Como explicaba en aquel momento Miguel Ángel Simón, exdirector del programa de recuperación del lince ibérico, «las culebras, como la bastarda o la de escalera, así como el galápago son posiblemente los animales que más se han podido ver perjudicados por el incendio, ya que no les da tiempo a salir del fuego».

El valor de los daños del fuego

Según destaca Europa Press, la Junta de Andalucía ha ampliado los gastos de daños y extinción hasta los 96,1 millones de euros, 23 millones más que los que se barajaron en un principio. La Fiscalía de Huelva lo eleva hasta los 100 millones de euros. Esos gastos comprenden el aprovechamiento de madera, leña, forestales o cinegético, la pérdida del valor recreativo, carriles bici, pasarelas, instalaciones y hasta la muerte del lince ibérico Homer.

Hasta el 4 de julio, el fuego no se dio por extinto, pero varios días antes, el martes 27 de junio ya se dio por estabilizado y controlado. Al otro lado del teléfono, José Fiscal hace una pausa por la emoción al recordar aquel momento. «El martes sobrevolamos el perímetro con un helicóptero. Es una de las imágenes más duras que recuerdo. Aún me emociono.
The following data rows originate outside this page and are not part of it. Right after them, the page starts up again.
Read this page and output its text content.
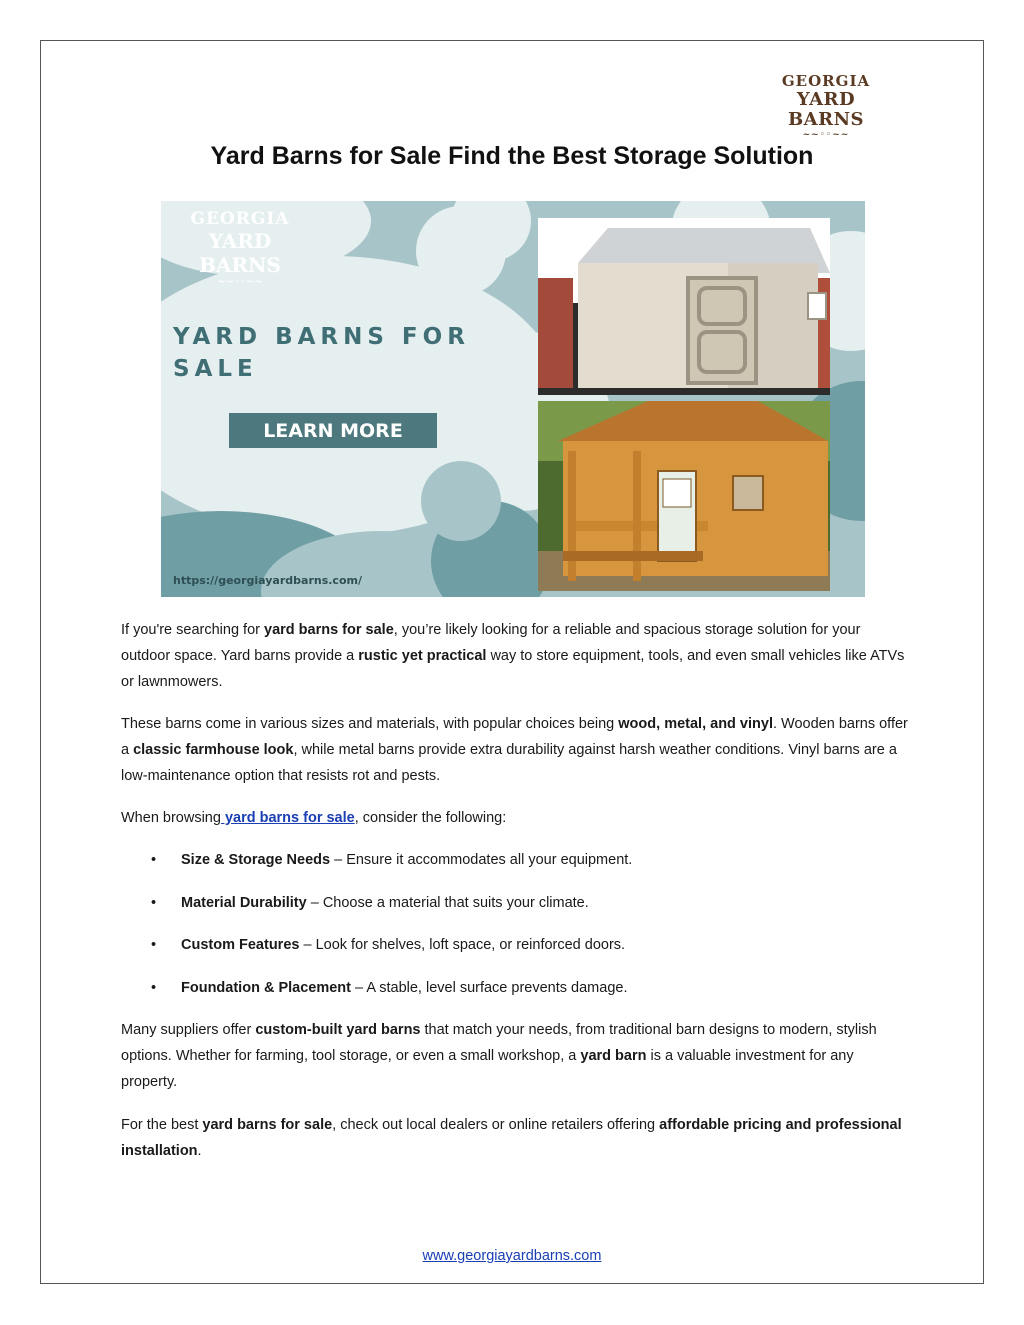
GEORGIA
YARD BARNS
~~◦◦~~
Yard Barns for Sale Find the Best Storage Solution
GEORGIA
YARD BARNS
~~◦◦~~
YARD BARNS FOR SALE
LEARN MORE
https://georgiayardbarns.com/

If you're searching for yard barns for sale, you’re likely looking for a reliable and spacious storage solution for your outdoor space. Yard barns provide a rustic yet practical way to store equipment, tools, and even small vehicles like ATVs or lawnmowers.

These barns come in various sizes and materials, with popular choices being wood, metal, and vinyl. Wooden barns offer a classic farmhouse look, while metal barns provide extra durability against harsh weather conditions. Vinyl barns are a low-maintenance option that resists rot and pests.

When browsing yard barns for sale, consider the following:

• Size & Storage Needs – Ensure it accommodates all your equipment.
• Material Durability – Choose a material that suits your climate.
• Custom Features – Look for shelves, loft space, or reinforced doors.
• Foundation & Placement – A stable, level surface prevents damage.

Many suppliers offer custom-built yard barns that match your needs, from traditional barn designs to modern, stylish options. Whether for farming, tool storage, or even a small workshop, a yard barn is a valuable investment for any property.

For the best yard barns for sale, check out local dealers or online retailers offering affordable pricing and professional installation.

www.georgiayardbarns.com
Es una zona a la que he ido toda la vida, ya que Mazagón se encuentra a tan sólo 20 minutos de mi casa».

Dos años después, las zonas arrasadas por el fuego evolucionan de manera distinta, pero hay consenso: se ha dejado a la naturaleza actuar y «el balance no es malo». Juan José Carmona explica que «en algunas zonas, como la costera, ha ido muy bien, como en el caso de la camarina. En otras han aparecido especies invasoras, como el cañizo en las zonas de ribera. El objetivo era que la naturaleza respondiera y no ha respondido mal. Y donde no lo ha hecho, hay que intervenir con restauración ambiental y eliminar en algunas zonas especies invasoras y madera quemada».

Ahora el reto es poner en marcha, con mucha paciencia, un plan de restauración. «Apoyar a la naturaleza donde peor le haya ido y empezar a probar especies», añade. Para evitar que las plantas ardan con tanta facilidad, se está replobando la zona con vegetación autóctona más resistente al fuego como armería, coscoja, palmito, alcornoque, enebro, sabina, camarina, barrón, acebuche y lentisco. Lo importante, en definitiva, es que se está oyendo a los científicos y los expertos y se ha intervenido en más de 7.600 hectáreas. 

Como una de las últimas víctimas, Fran, el último lince perdido del centro de cría del Acebuche que vagó durante un mes por Doñana, todo vuelve a su lugar. La naturaleza sigue su curso y la vida se abre camino en Doñana.